Work orders are common among workplaces and if you are still using a non-software-based approach they are probably a good source of headaches.

Work orders are generated from several sources such as customer requests, created as part of a follow up to inspections or audits and maintenance requests. They are a way for companies to be able to organise the job, track the job and ensure it is completed. The number of work orders produced each day will vary in proportion to the scope of the company, which can range from a few to hundreds or even thousands of work orders a day.

Work order management systems cover a variety of issues relating to maintaining a worksite. Some of the things they cover are the needs for repair and new equipment installation as well as product requests, leave forms and orders to employees and contractors.

Work orders have traditionally been completed on paper and then submitted through a variety of means to the relevant maintenance department. These requests are then triaged to sort out the importance of the work orders from least to most pertinent. This helps the people in charge determine the skills and equipment that are required for each request. The task is then assigned to the person who is perceived to be the most suitable for them. Assigning the people to the most pertinent orders first should allow less time to be wasted on smaller jobs.

Unfortunately, this system has many potential flaws and as such errors occur. Having errors is obviously not ideal when you are wanting to stop a leak, replace light fittings or fix the heating. Nevertheless, these errors occur and occur for a number of reasons with some being due to the way people handle the requests, record the data of each work order, organise what is needed for each one and store them. These issues can lead to delayed or non-existent response times and be further compounded with other issues such as requests being lost, missing date and time, location not on the work order, orders being misplaced, or orders never actually being handed in (even if they are completed).

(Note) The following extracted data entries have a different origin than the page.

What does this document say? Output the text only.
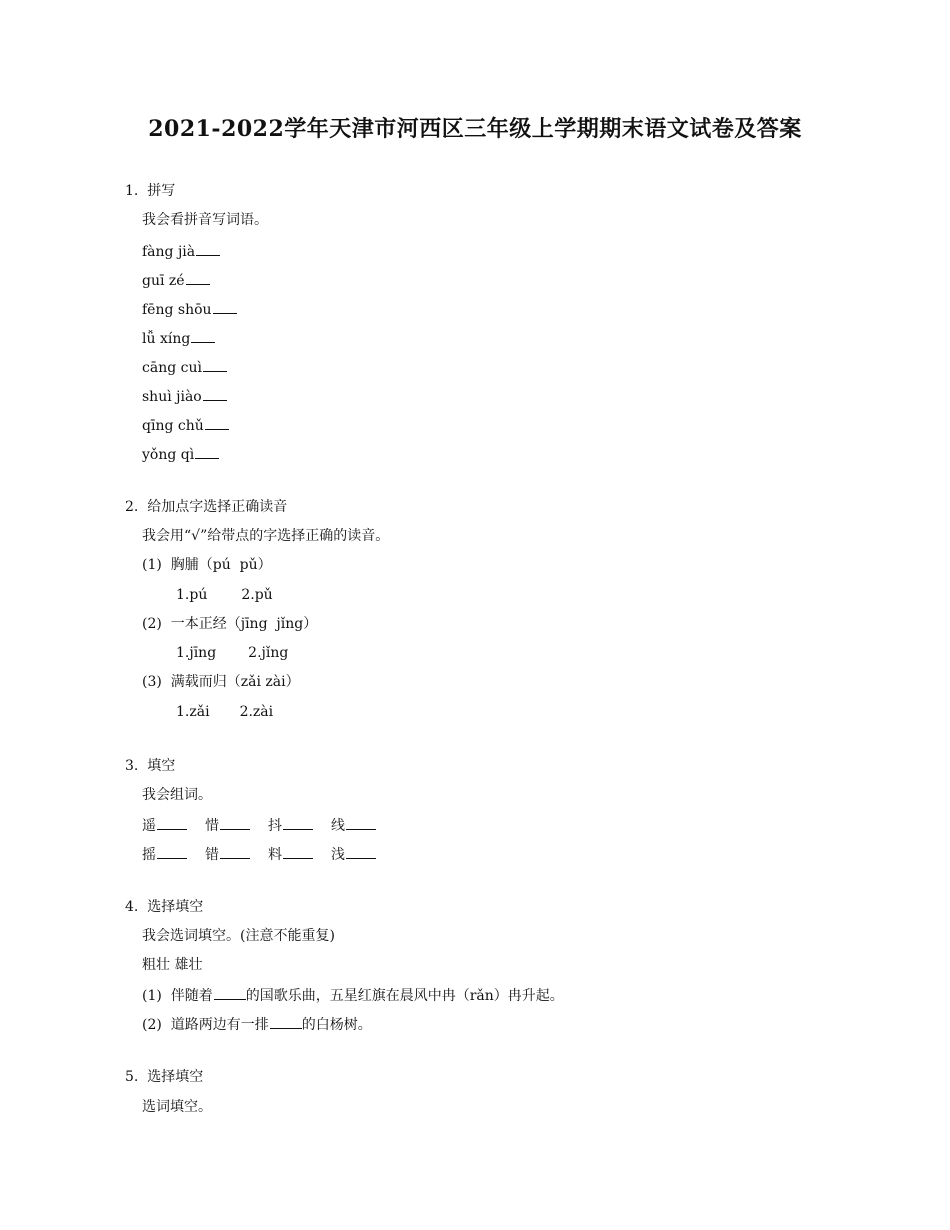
2021-2022学年天津市河西区三年级上学期期末语文试卷及答案
1.  拼写
我会看拼音写词语。
fàng jià
guī zé
fēng shōu
lǚ xíng
cāng cuì
shuì jiào
qīng chǔ
yǒng qì
2.  给加点字选择正确读音
我会用“√”给带点的字选择正确的读音。
(1)  胸脯（pú  pǔ）
1.pú 2.pǔ
(2)  一本正经（jīng  jǐng）
1.jīng 2.jǐng
(3)  满载而归（zǎi zài）
1.zǎi 2.zài
3.  填空
我会组词。
遥	惜	抖	线
摇	错	料	浅
4.  选择填空
我会选词填空。(注意不能重复)
粗壮 雄壮
(1)  伴随着 的国歌乐曲，五星红旗在晨风中冉（rǎn）冉升起。
(2)  道路两边有一排 的白杨树。
5.  选择填空
选词填空。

For a person or group to keep track of incoming work orders and not fall prey to these issues requires an effort of Brobdingnagian proportions in strategic thinking to deal effectively with the work orders requiring coordination, timetabling and possibly accounting across many departments (as mentioned above the actual demand this represents will vary depending on the company’s size and the amount of people dealing with sorting work orders, never the less errors are to occur from both those creating the requests and those processing them).

To reduce/avoid these issues or ‘gremlins’ occurring, dedicated software is needed to assist and, in the process, remove paper versions. This will greatly reduce the potential stress and risk of the above-mentioned problems occurring. In turn this can generate a better flow of information to improve response times on requests and free up resources to help in areas where the need is greater.

Other issues often found when using a paper-based system include missing or incomplete work, and lost revenue. However, increasing and/or saving revenue and productivity are not all that transitioning to a software-based system has to offer. It allows jobs to be allocated easily and to the appropriate people. What could take hours or longer can now be done in far less time with the information being readily at hand. The level of completion can also be tracked online via the software. Response times can then be greatly reduced and the potential conflicts of who is responsible for which area or two teams being sent to the same task can be a thing of the past. Work orders can now be more closely matched up with the most appropriate skill sets and therefore more experienced employees are freed up to handle the more pressing jobs. Once the work order is done completion notifications can easily be sent off, allowing for relevant parties to be informed as soon as possible.

Using software to handle incoming and outgoing work orders makes far more sense than relying on paper. It helps to reduce the human error components and creates a far more pleasant experience for all concerned. Work orders can be tracked from beginning to completion and worksites have greater accountability and safety.